The faculty of dentistry at the University of Hong Kong has set up a taskforce to investigate an incident in which dental chairs whose attached water hoses became contaminated with bacteria were still used for patients.
The South China Morning Post learned of the investigation through an internal document, which says the taskforce will investigate the "causes and issues" of the incident and provide recommendations to minimise risks of similar mishaps.
It will interview staff involved in managing the crisis, including the manager of clinic 3A at the Prince Philip Dental Hospital in Sai Ying Pun, where the problem happened.
But one lawmaker questioned the independence of the investigation. The taskforce will be led by the hospital's new director, Thomas Flemmig, who came in after the incident. It will include an associate professor, Dr Michael Botelho, who is on the dentistry faculty, and Dr Vincent Cheng, an infection control specialist on the medical faculty.
"The investigation will not address the public worries unless it is led by an independent person," said lawmaker Kwok Ka-ki, who is also a medical practitioner. He said the university administration, not the medical or dental faculty, should lead it.
The investigation follows an incident exposed by the Post last week in which the dental hospital might have used "heavily contaminated" water to rinse patients' mouths from mid-February to mid-June.
The independent hospital, which is run by the university and governed by a board of government officials, said it had found "heavy biofilm contamination" inside tubing attached to dental chairs at clinic 3A. Biofilm happens when micro-organisms stick together on a surface.
But the hospital declined to disclose the level of bacteria recorded or how many patients were affected. And government officials have yet to comment on the incident.
One of the questions the taskforce will ask interviewees is why the clinic's manager did not temporarily halt the use of units with bacterial levels exceeding what is safe for drinking water until the problem was solved. The hospital's comptroller had proposed such a move.

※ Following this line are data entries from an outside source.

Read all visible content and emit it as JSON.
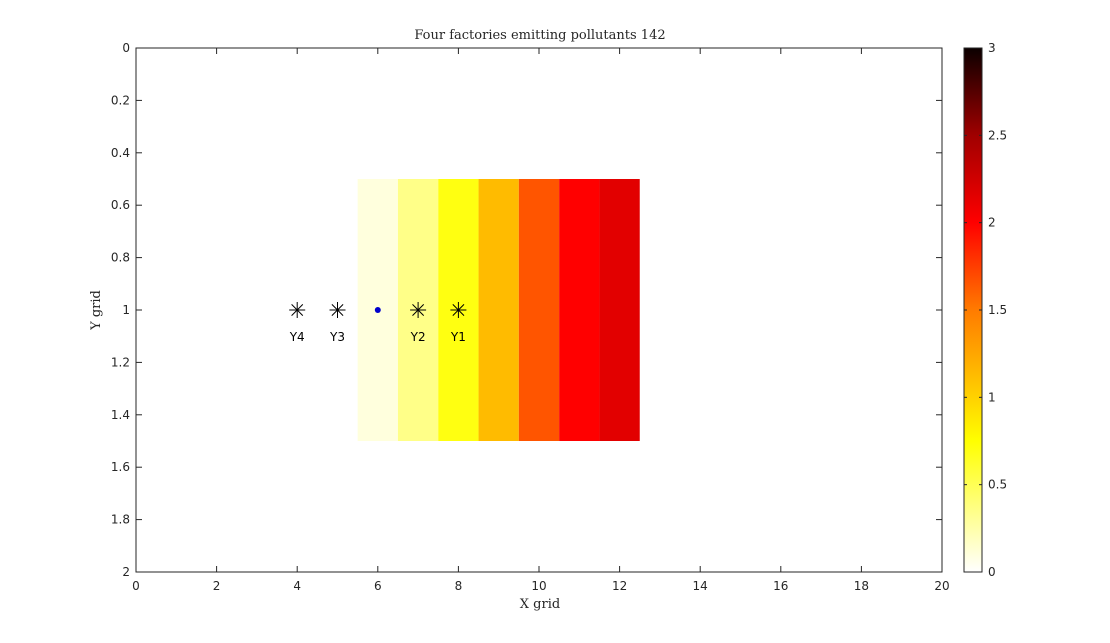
{
  "chart_data": {
    "type": "heatmap",
    "title": "Four factories emitting pollutants 142",
    "xlabel": "X grid",
    "ylabel": "Y grid",
    "xlim": [
      0,
      20
    ],
    "ylim": [
      0,
      2
    ],
    "y_reversed": true,
    "xticks": [
      "0",
      "2",
      "4",
      "6",
      "8",
      "10",
      "12",
      "14",
      "16",
      "18",
      "20"
    ],
    "yticks": [
      "0",
      "0.2",
      "0.4",
      "0.6",
      "0.8",
      "1",
      "1.2",
      "1.4",
      "1.6",
      "1.8",
      "2"
    ],
    "heatmap": {
      "y_range": [
        0.5,
        1.5
      ],
      "cells": [
        {
          "x": 6,
          "value": 0.1
        },
        {
          "x": 7,
          "value": 0.35
        },
        {
          "x": 8,
          "value": 0.7
        },
        {
          "x": 9,
          "value": 1.05
        },
        {
          "x": 10,
          "value": 1.5
        },
        {
          "x": 11,
          "value": 1.9
        },
        {
          "x": 12,
          "value": 2.05
        }
      ]
    },
    "factories": [
      {
        "label": "Y4",
        "x": 4,
        "y": 1
      },
      {
        "label": "Y3",
        "x": 5,
        "y": 1
      },
      {
        "label": "Y2",
        "x": 7,
        "y": 1
      },
      {
        "label": "Y1",
        "x": 8,
        "y": 1
      }
    ],
    "receptor_point": {
      "x": 6,
      "y": 1,
      "color": "#0000cc"
    },
    "colorbar": {
      "colormap": "hot (reversed)",
      "range": [
        0,
        3
      ],
      "ticks": [
        "0",
        "0.5",
        "1",
        "1.5",
        "2",
        "2.5",
        "3"
      ]
    },
    "grid": false,
    "colors": {
      "axis": "#262626",
      "marker": "#000000"
    }
  }
}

According to an email sent to hospital staff in May, the comptroller said if the bacteria count was still unacceptable after cleaning, the hospital might need to replace all the connected tubes. "In such an unfortunate scenario, there may be a need to suspend all the dental units for use until the problem is solved," the comptroller wrote.
Another document showing the chronology of the incident reveals only six of the 57 chairs were eventually suspended from use.
Other questions to be asked include whether the manager had sought advice from the electrical and mechanical services department before using bleach to clean the tubes, why he did not consider using other more effective disinfecting solutions and why water samples were not sent to an accredited lab for analysis.
The document also revealed that the hospital still used the bleach in late June, after it obtained an effective disinfecting solution from Finland. It says the corrosive bleach might be destructive to the dental units.
Homer Tso Wei-kwok, chairman of the Dental Council, said all hospitals should have a protocol for crisis management. He said the hospital's board should be answerable to the public, as the hospital is outside the council's jurisdiction.